The time complexity is O(n) where n is the length of the input string. Each character is examined exactly once across all recursive calls. However, string concatenation in languages like Java creates new String objects at each level, so the effective cost can be O(n^2) without a StringBuilder. For interview purposes, O(n) is the accepted answer.
What is the space complexity of the mutate DNA pairs solution?
The space complexity is O(n) due to two factors: the recursive call stack uses O(n) frames (one per character), and the result string itself requires O(n) space. In languages where strings are immutable, intermediate string copies also contribute O(n) space per level.
Can this problem be solved iteratively instead of recursively?
Yes. You can iterate through the string with a loop, appending each character to a StringBuilder or list, and inserting a G whenever two consecutive characters match. The iterative approach avoids the O(n) call stack overhead and is often more efficient in practice, but interviewers typically ask for the recursive version to test your understanding of recursion.
How does the base case prevent infinite recursion?
The base case checks if the string has zero or one character. Since each recursive call passes sequence.substring(1), the string shrinks by exactly one character per call. Eventually the string reaches length 1 or 0, the base case returns immediately, and the recursion unwinds.
What happens when no adjacent characters match?

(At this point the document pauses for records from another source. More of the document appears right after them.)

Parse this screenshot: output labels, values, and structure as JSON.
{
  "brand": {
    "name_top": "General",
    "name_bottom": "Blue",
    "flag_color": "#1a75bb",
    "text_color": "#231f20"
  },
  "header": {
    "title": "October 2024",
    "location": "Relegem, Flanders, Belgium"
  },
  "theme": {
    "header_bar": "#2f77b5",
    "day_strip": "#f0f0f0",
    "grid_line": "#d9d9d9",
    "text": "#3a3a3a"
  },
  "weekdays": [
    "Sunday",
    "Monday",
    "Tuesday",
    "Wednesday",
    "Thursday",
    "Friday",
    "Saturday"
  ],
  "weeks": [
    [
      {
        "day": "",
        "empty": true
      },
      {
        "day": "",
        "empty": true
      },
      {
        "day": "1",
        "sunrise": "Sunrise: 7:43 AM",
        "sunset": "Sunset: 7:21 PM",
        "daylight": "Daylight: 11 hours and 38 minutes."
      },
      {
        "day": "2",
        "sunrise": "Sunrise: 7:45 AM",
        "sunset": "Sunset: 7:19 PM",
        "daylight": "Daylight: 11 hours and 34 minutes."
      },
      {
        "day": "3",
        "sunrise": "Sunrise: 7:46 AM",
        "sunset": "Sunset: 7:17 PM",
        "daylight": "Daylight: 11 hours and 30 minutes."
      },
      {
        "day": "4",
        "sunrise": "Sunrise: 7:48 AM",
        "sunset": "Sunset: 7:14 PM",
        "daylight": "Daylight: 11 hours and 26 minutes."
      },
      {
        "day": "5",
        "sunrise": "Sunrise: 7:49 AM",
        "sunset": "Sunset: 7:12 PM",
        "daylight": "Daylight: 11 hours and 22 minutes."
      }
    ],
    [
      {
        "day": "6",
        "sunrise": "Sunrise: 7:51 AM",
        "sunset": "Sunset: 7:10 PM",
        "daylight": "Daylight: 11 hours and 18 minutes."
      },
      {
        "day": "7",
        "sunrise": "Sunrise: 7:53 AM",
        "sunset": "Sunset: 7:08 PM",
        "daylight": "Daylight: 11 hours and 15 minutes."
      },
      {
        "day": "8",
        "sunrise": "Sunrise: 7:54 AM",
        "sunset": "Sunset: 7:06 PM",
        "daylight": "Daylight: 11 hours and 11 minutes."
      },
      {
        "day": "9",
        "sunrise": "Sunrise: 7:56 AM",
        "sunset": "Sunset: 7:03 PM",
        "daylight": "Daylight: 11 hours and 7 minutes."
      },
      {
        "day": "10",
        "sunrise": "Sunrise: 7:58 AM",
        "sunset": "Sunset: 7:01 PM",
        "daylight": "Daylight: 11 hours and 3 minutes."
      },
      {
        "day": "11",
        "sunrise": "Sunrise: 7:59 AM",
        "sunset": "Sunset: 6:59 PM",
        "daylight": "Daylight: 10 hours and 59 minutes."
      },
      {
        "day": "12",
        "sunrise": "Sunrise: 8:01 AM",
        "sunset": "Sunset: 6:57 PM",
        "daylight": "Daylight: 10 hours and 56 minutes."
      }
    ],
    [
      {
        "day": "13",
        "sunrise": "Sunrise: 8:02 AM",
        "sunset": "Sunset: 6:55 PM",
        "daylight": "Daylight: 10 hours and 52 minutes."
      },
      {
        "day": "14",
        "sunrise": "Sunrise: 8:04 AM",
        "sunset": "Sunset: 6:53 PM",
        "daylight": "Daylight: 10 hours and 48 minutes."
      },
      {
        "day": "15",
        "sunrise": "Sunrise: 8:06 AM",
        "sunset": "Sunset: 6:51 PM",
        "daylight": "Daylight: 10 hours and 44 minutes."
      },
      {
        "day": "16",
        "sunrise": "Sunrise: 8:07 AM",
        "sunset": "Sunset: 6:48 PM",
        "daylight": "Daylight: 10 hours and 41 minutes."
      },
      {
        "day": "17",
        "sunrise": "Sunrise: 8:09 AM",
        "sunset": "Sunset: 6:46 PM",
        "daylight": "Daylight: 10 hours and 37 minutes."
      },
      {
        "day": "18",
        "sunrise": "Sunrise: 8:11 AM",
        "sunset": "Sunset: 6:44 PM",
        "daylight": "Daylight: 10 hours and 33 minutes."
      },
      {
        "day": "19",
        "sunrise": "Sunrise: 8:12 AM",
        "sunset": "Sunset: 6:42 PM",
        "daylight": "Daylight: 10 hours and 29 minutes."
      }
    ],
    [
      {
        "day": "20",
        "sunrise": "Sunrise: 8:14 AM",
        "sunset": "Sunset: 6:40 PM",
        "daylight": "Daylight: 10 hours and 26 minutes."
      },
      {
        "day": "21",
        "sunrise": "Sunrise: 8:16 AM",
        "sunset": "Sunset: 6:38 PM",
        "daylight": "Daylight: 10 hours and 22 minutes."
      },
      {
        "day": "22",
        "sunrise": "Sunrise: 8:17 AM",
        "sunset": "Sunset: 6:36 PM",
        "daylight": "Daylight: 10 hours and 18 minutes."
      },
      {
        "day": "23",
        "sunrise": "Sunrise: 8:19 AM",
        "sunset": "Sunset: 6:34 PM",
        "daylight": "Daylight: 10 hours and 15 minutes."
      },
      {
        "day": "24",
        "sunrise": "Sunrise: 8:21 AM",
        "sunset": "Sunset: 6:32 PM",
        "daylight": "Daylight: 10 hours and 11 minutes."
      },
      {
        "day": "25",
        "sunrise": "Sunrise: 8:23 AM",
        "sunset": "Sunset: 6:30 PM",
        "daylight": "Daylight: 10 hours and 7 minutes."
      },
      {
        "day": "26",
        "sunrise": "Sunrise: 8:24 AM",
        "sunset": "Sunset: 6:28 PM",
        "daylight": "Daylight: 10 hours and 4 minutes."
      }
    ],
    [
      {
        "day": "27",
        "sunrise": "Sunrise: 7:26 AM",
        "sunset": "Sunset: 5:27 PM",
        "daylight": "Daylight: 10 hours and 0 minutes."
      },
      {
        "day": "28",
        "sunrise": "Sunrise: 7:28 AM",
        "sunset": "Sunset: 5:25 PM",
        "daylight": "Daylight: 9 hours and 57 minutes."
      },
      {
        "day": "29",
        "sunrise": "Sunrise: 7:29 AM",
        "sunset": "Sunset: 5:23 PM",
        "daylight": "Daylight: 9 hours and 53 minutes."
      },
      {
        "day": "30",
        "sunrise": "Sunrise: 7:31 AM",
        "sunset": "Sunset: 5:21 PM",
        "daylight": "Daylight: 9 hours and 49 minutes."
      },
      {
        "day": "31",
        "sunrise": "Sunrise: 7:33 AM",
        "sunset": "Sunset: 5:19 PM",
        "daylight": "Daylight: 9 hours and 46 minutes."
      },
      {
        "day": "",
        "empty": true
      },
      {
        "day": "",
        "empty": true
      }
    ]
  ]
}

When no adjacent characters are identical, for example ATCG, no G is ever inserted. The recursion still processes every character, but the conditional check always evaluates to false, so the original string is reconstructed unchanged.
Why does the problem only insert G and not other nucleotides?
The G insertion is an artificial constraint designed for the coding exercise. In real molecular biology, mutations can involve any nucleotide (A, T, C, or G) and include substitutions, insertions, and deletions. The fixed G keeps the problem focused on recursion and string building rather than biology.
How would you handle very long DNA sequences efficiently?
For very long sequences, use an iterative approach with a mutable string builder (StringBuilder in Java, list joining in Python, strings.Builder in Go). This avoids stack overflow from deep recursion and eliminates the overhead of creating intermediate string objects at each recursive level.